There are 125 individual cars showcased here, in chronological order by series. SL enthusiasts will probably not think for a moment that all SLs are created equal, and, in fact, the varying breadth of the coverage reflects that to some measure. Still, the whole family tree is here, down to the lowly (there, we said it) SLK. People who follow the comings and goings of the original SLs will surely recognize many of the cars.
In typical teNeues fashion the book is big, 11 by almost 13.75 in, and produced to a high standard in terms of paper, printing, and purposeful design. Also typical for this publisher, it has a flat spine which means it cannot open fully flat so in the case of crossover images some detail will be lost in the gutter. The calendars obviously don’t have that problem and were also about 40% larger—but try finding a good place to store those! The calendar aspect also comes into play in regards to the amount of text deployed; it is minimal (written by well known and widely published German auto journalist Lewandowski, a frequent Staud collaborator), and intentionally so. The original book had been presented as “a love song to an exceptional car,” and photos, certainly Staud photos tend to serve that purpose better than words/stats/specs. Staud is surely the only photographer to have had some 500 SLs in the studio, and very certainly the only one to have been entrusted with one of the two 300 SLR Uhlenhaut Coupés, the model that will for a long time have the distinction of being the most expensive car ever sold at auction (€135 million, in 2021). Already back in 1989, when Staud did his first 300 SL calendar, he recognized the SLR as essential to the SL story—and, to say it once more, already then he had the professional clout for Mercedes to send him one to include in the calendar shoot.

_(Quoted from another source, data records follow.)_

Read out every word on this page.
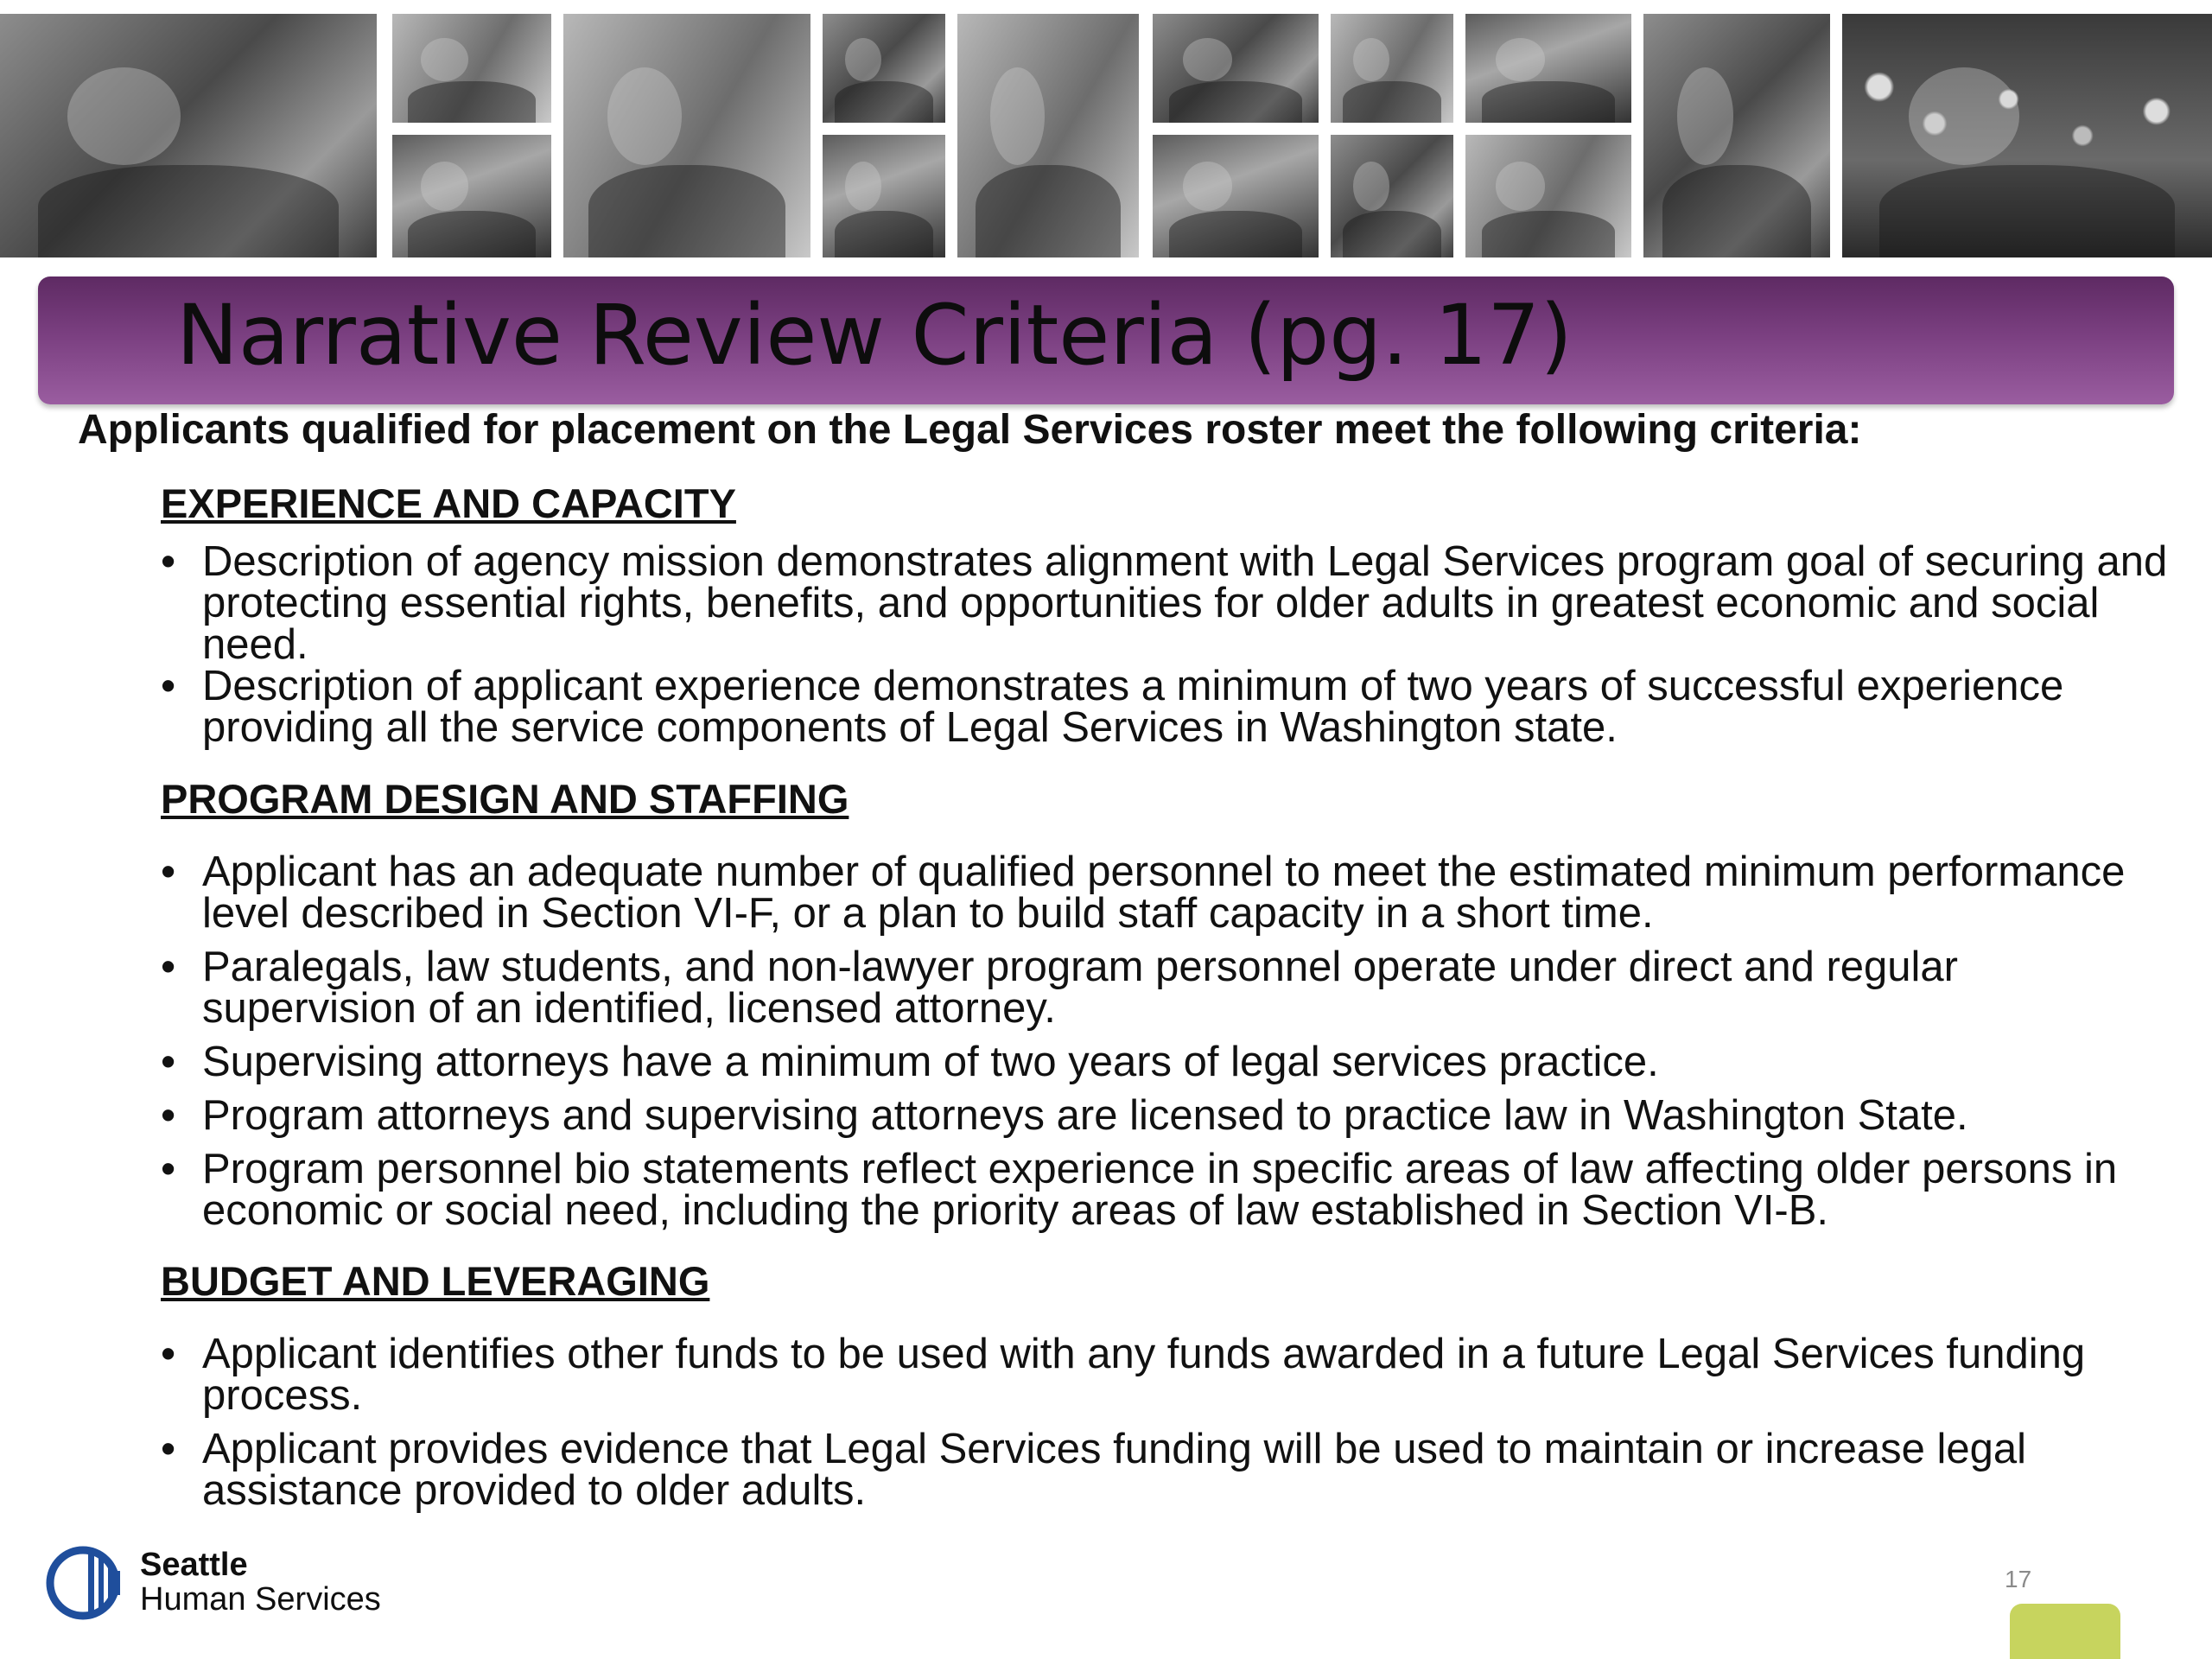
Narrative Review Criteria (pg. 17)
Applicants qualified for placement on the Legal Services roster meet the following criteria:
EXPERIENCE AND CAPACITY
• Description of agency mission demonstrates alignment with Legal Services program goal of securing and protecting essential rights, benefits, and opportunities for older adults in greatest economic and social need.
• Description of applicant experience demonstrates a minimum of two years of successful experience providing all the service components of Legal Services in Washington state.
PROGRAM DESIGN AND STAFFING
• Applicant has an adequate number of qualified personnel to meet the estimated minimum performance level described in Section VI-F, or a plan to build staff capacity in a short time.
• Paralegals, law students, and non-lawyer program personnel operate under direct and regular supervision of an identified, licensed attorney.
• Supervising attorneys have a minimum of two years of legal services practice.
• Program attorneys and supervising attorneys are licensed to practice law in Washington State.
• Program personnel bio statements reflect experience in specific areas of law affecting older persons in economic or social need, including the priority areas of law established in Section VI-B.
BUDGET AND LEVERAGING
• Applicant identifies other funds to be used with any funds awarded in a future Legal Services funding process.
• Applicant provides evidence that Legal Services funding will be used to maintain or increase legal assistance provided to older adults.
Seattle
Human Services
17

Long story short, Staud has a schooled eye, a keen mind, a wholly comprehensive and organic understanding of the SL series, and considers the SL the most extensive project of his entire career—if it’s words you need, look for them elsewhere and don’t fault this book for not delivering something that’s not in its brief.
As an aside, large-size prints are available from Staud Studios. Two of his images, “Form Follows Function” (a 300 SL photographed in 2009) and “All Time Hero” (the Uhlenhaut 300 SLR) were part of a benefit auction in 2022 to promote young photographers and support them in their artistic development. Print folk will geek out over the fact that they were done in a process called UV direct printing in which the ink doesn’t penetrate the material (which can be paper, glass, acrylic etc.) but lies as a very fine layer on the surface and is hardened with ultraviolet light.